Member of the National Assembly of Pakistan
- In office 29 October 2018 – 17 January 2023
- Constituency: NA-243 (Karachi East-II)

Personal details
- Born: Karachi, Sindh, Pakistan
- Party: PTI (2009-present)

= Alamgir Khan (politician) =

Pakistani politician and activist

Alamgir Khan is a Pakistani activist and politician who had been a member of the National Assembly of Pakistan from October 2018 till January 2023. Khan belongs to the Mahsud tribe of South Waziristan currently living in Karachi, Pakistan.

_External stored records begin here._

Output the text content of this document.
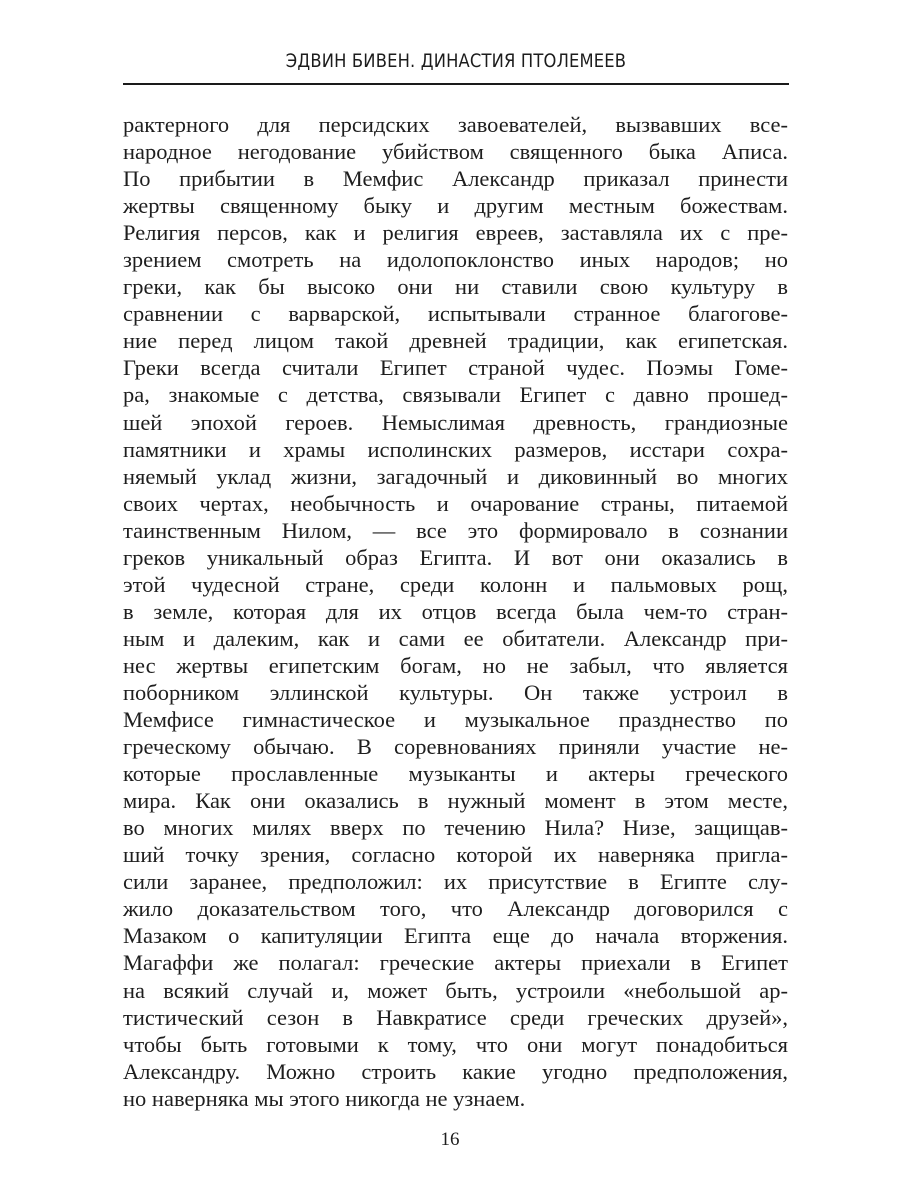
ЭДВИН БИВЕН. ДИНАСТИЯ ПТОЛЕМЕЕВ
рактерного для персидских завоевателей, вызвавших все-
народное негодование убийством священного быка Аписа.
По прибытии в Мемфис Александр приказал принести
жертвы священному быку и другим местным божествам.
Религия персов, как и религия евреев, заставляла их с пре-
зрением смотреть на идолопоклонство иных народов; но
греки, как бы высоко они ни ставили свою культуру в
сравнении с варварской, испытывали странное благогове-
ние перед лицом такой древней традиции, как египетская.
Греки всегда считали Египет страной чудес. Поэмы Гоме-
ра, знакомые с детства, связывали Египет с давно прошед-
шей эпохой героев. Немыслимая древность, грандиозные
памятники и храмы исполинских размеров, исстари сохра-
няемый уклад жизни, загадочный и диковинный во многих
своих чертах, необычность и очарование страны, питаемой
таинственным Нилом, — все это формировало в сознании
греков уникальный образ Египта. И вот они оказались в
этой чудесной стране, среди колонн и пальмовых рощ,
в земле, которая для их отцов всегда была чем-то стран-
ным и далеким, как и сами ее обитатели. Александр при-
нес жертвы египетским богам, но не забыл, что является
поборником эллинской культуры. Он также устроил в
Мемфисе гимнастическое и музыкальное празднество по
греческому обычаю. В соревнованиях приняли участие не-
которые прославленные музыканты и актеры греческого
мира. Как они оказались в нужный момент в этом месте,
во многих милях вверх по течению Нила? Низе, защищав-
ший точку зрения, согласно которой их наверняка пригла-
сили заранее, предположил: их присутствие в Египте слу-
жило доказательством того, что Александр договорился с
Мазаком о капитуляции Египта еще до начала вторжения.
Магаффи же полагал: греческие актеры приехали в Египет
на всякий случай и, может быть, устроили «небольшой ар-
тистический сезон в Навкратисе среди греческих друзей»,
чтобы быть готовыми к тому, что они могут понадобиться
Александру. Можно строить какие угодно предположения,
но наверняка мы этого никогда не узнаем.
16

On 18 December 2021, Khan was injured at a blast at a private bank branch in the Sher Shah area of Karachi.

== Activism ==
He is the founder of his own organization named as Fixit. While pursuing a Master of Business Administration degree from Iqra University, Khan started a campaign in January 2016 to spray-paint the portrait of then Chief Minister of Sindh Qaim Ali Shah alongside uncovered sewer holes and garbage dumps in various part of Karachi. The campaign, called Fix It, achieved wide coverage.

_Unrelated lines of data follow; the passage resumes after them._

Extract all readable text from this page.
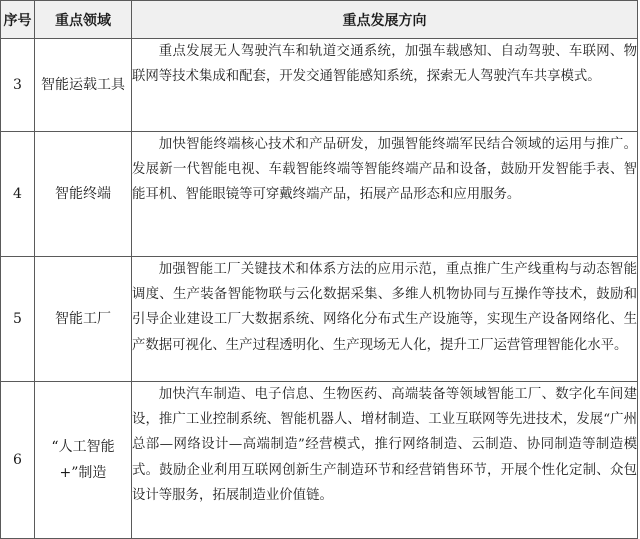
序号	重点领域	重点发展方向
3	智能运载工具	重点发展无人驾驶汽车和轨道交通系统，加强车载感知、自动驾驶、车联网、物联网等技术集成和配套，开发交通智能感知系统，探索无人驾驶汽车共享模式。
4	智能终端	加快智能终端核心技术和产品研发，加强智能终端军民结合领域的运用与推广。发展新一代智能电视、车载智能终端等智能终端产品和设备，鼓励开发智能手表、智能耳机、智能眼镜等可穿戴终端产品，拓展产品形态和应用服务。
5	智能工厂	加强智能工厂关键技术和体系方法的应用示范，重点推广生产线重构与动态智能调度、生产装备智能物联与云化数据采集、多维人机物协同与互操作等技术，鼓励和引导企业建设工厂大数据系统、网络化分布式生产设施等，实现生产设备网络化、生产数据可视化、生产过程透明化、生产现场无人化，提升工厂运营管理智能化水平。
6	“人工智能+”制造	加快汽车制造、电子信息、生物医药、高端装备等领域智能工厂、数字化车间建设，推广工业控制系统、智能机器人、增材制造、工业互联网等先进技术，发展“广州总部—网络设计—高端制造”经营模式，推行网络制造、云制造、协同制造等制造模式。鼓励企业利用互联网创新生产制造环节和经营销售环节，开展个性化定制、众包设计等服务，拓展制造业价值链。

On 25 February 2016, he was arrested by the police after he attempted to empty the garbage bins outside the Sindh Chief Minister House in Karachi. The next day, he was released on bail. In March 2016, a city court in Karachi indicted him in a case of wrongful restraint.

Khan was also briefly arrested after a clash between FixIt volunteers and Pakistan People's Party (PPP) workers at Teen Talwar in June 2019.

==Political career==
In August 2018, Khan was allocated Pakistan Tehreek-e-Insaf (PTI) ticket to contest the by-election from Constituency NA-243 (Karachi East-II).

He was elected to the National Assembly of Pakistan as a candidate of PTI from Constituency NA-243 (Karachi East-II) in a by-election held on 14 October 2018.